Nick and Pierre
Friends with mental illness work to change minds about mental health
Six-and-a-half years ago, Nick and Pierre met in a group home. Since that time, they’ve overcome barriers, managed their diagnoses and are now using their stories to empower others and reduce the stigma around mental illness.
Supporting each other through mental illness
After a traumatic hospitalization, Pierre started working with Family & Children’s Center’s Community Support Program (CSP) in 2010. The program provides comprehensive mental health, substance abuse and case management services to adults diagnosed with a severe and persistent mental illness.

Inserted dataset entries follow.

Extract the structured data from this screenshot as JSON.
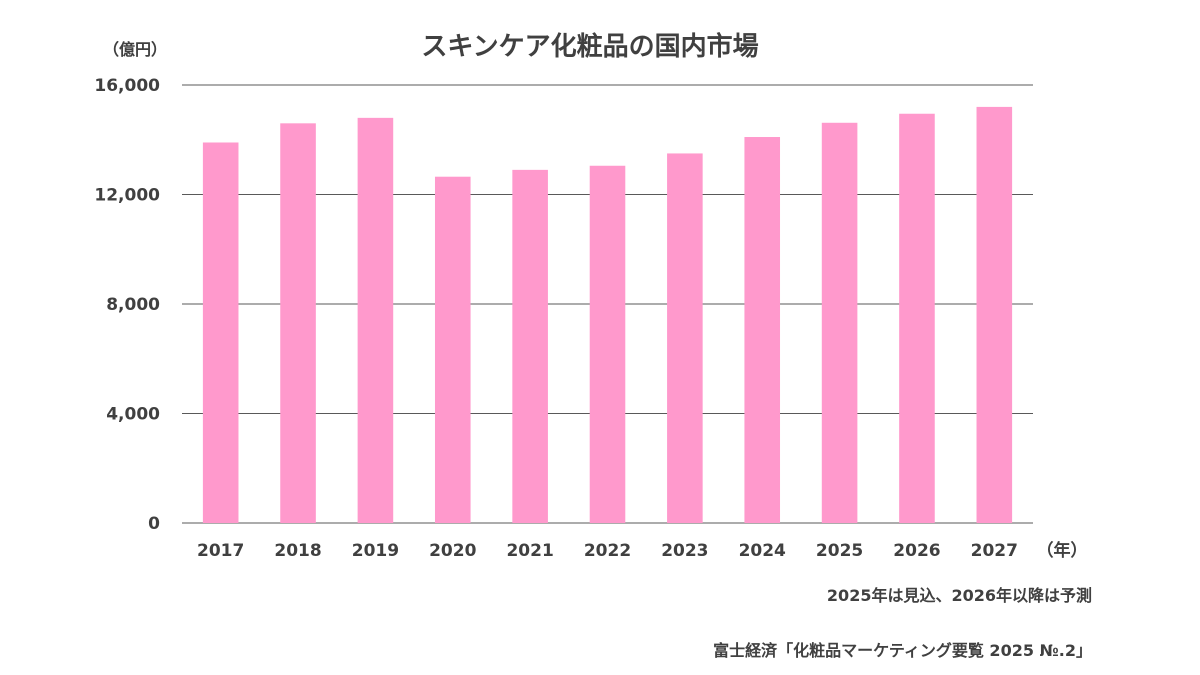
{
  "chart_data": {
    "type": "bar",
    "title": "スキンケア化粧品の国内市場",
    "ylabel": "（億円）",
    "xlabel": "（年）",
    "categories": [
      "2017",
      "2018",
      "2019",
      "2020",
      "2021",
      "2022",
      "2023",
      "2024",
      "2025",
      "2026",
      "2027"
    ],
    "series": [
      {
        "values": [
          13900,
          14600,
          14800,
          12650,
          12900,
          13050,
          13500,
          14100,
          14620,
          14950,
          15200
        ]
      }
    ],
    "ylim": [
      0,
      16000
    ],
    "yticks": [
      0,
      4000,
      8000,
      12000,
      16000
    ],
    "ytick_labels": [
      "0",
      "4,000",
      "8,000",
      "12,000",
      "16,000"
    ],
    "grid": true,
    "bar_color": "#ff99cc"
  },
  "notes": {
    "forecast": "2025年は見込、2026年以降は予測",
    "source": "富士経済「化粧品マーケティング要覧 2025 №.2」"
  }
}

At first, it was a rocky road—Pierre was dealing with extreme trust issues, suicidal thoughts and looking for acceptance (where none was to be found) with his family. But that all began to change when he started working with his new case manager, Julie.
Julie connected Pierre with a primary health provider and psychiatric care. She also helped Pierre work on understanding his diagnosis of schizophrenia, medication management and building positive support systems.
And one, if not the largest, positive support in Pierre’s life is his friend Nick. “I met Nick at a group home in my darkest hours and he’s been a big motivation in my life,” said Pierre.
Nick, like Pierre, has mental health challenges that started in his teens. Nick was resilient and made it through part of college, got married and had a baby, but his mental health started to decline.
“I tried being a stay-at-home dad,” says Nick. “I would feed my child, but not myself, and I was having horrible panic attacks.”
After being hospitalized every two weeks from anxiety, Nick eventually made his way to Family & Children’s Center’s Individual Placement and Support program (IPS).
IPS helps people struggling with mental health disorders find meaningful employment. Leah, Nicks’ case manager, helped him get his extreme worry, anxiety and depression under control. She also continues to help Nick fill out applications, work on interview skills and stay on track with tasks at work.
Living with mental illness…in their own voice
In 2015, Nick and Pierre went through a training to become speakers for the National Alliance on Mental Illness (NAMI) In Our Own Voice presentations. In Our Own Voice gives people in mental health recovery the opportunity to share their stories.
“You know you’re making a difference in people’s lives,” says Nick. “Knowing that I have an impact is very rewarding.”
Nick and Pierre have presented In Our Own Voice programs across the state and at local universities. Their work to change minds about mental health earned the two of them a Consumer/Peer of the Year Award at the La Crosse Chapter of NAMI Iris Awards this past May.
As shining examples of positive recovery, Nick and Pierre offer education and hope to others through their stories, and they are a constant beacon of light for each other.
“Wherever I go, you’ll always have a place in my heart. When you have a friendship like ours, you don’t ever let that go,” says Pierre.
Nick’s dream is to become a peer support specialist and to someday become a broadcaster, while Pierre wants to take over running his grandfather’s cottage in upstate New York. Until then, they’ll continue being a role model for each other and for others.